The school cleanup is the second volunteer event organized by Downtown Cares; the first, a renovation of the Robert Gordon Plaza senior living facility last November, was intended to be a one-time event. However, community response was so strong that Dickson, along with El Cortez Executive Manager Alexandra Epstein, were inspired to transform Downtown Cares into a regular event. To raise money for last Saturday’s cleanup, Epstein and Dickson organized a downtown bar crawl in March, which brought in $1,600. Local businesses, including Jaramillo Landscaping and Zappos, donated supplies and food for the event.

“These days of service have proved that when people get a chance to do something (for downtown), they’re all over it,” Epstein says. “You have everyone from families to businesses to alumni out here. It comes down to neighbors supporting neighbors.”

Downtown Cares has another project in the works for September, this time for turnaround school Halle Hewetson Elementary. The organization is looking to organize about 400 volunteers for the event, but Epstein hopes the turnout will be close to a thousand, as it will be open to the entire city.

It’s an ambitious estimate, but if the enthusiasm of the group at Las Vegas Academy is any indication, it’s not unrealistic.

“Events like these are a good way to affect a lot of students in a short amount of time — they had no place to sit before,” Stalk says as he and his son sit down for lunch. But he’s also quick to note that infrastructure problems like the ones facing Las Vegas Academy go beyond downtown’s schools.
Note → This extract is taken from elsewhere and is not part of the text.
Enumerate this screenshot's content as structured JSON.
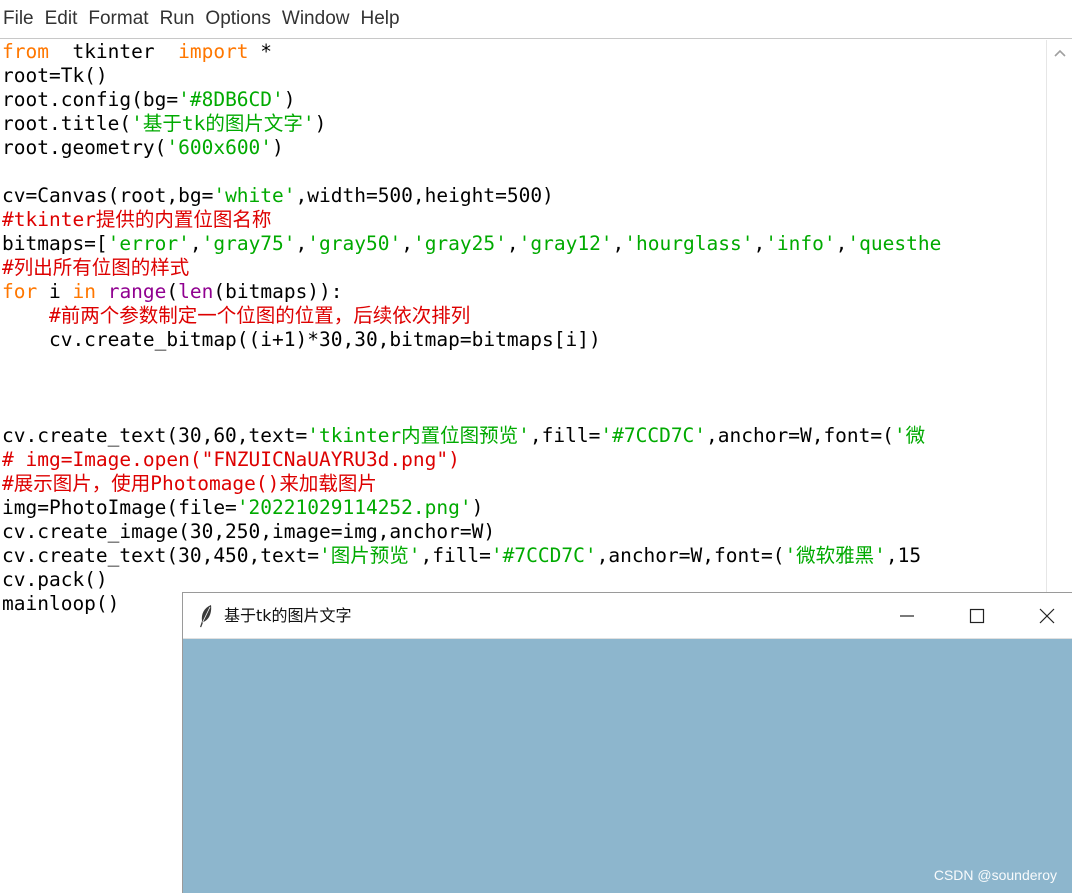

“The focus is on downtown right now, but you see the same problems all over the valley,” he says. “People are starting to realize that these projects are great, but there are other areas that need help, like the homeless corridor, the veterans community, the senior population.”

That’s where Stalk himself steps in, drawing on 36 years of experience with community-minded urban planning and development.

This Tuesday, he’ll help open the Veterans Village of Las Vegas, a new comprehensive housing project in downtown that was retrofitted and refurbished from an Econo Lodge motel. The home, developed from public and private collaborative partnerships, will offer U.S. veterans services including education and degree programs, medical services, mental health counseling and more. A ribbon cutting and opening ceremony will be held from 9 to 10 a.m. Tuesday and will feature guest speakers Mayor Carolyn Goodman, Councilman Bob Coffin and Rick and Kelly Dale of the History Channel series “American Restoration.”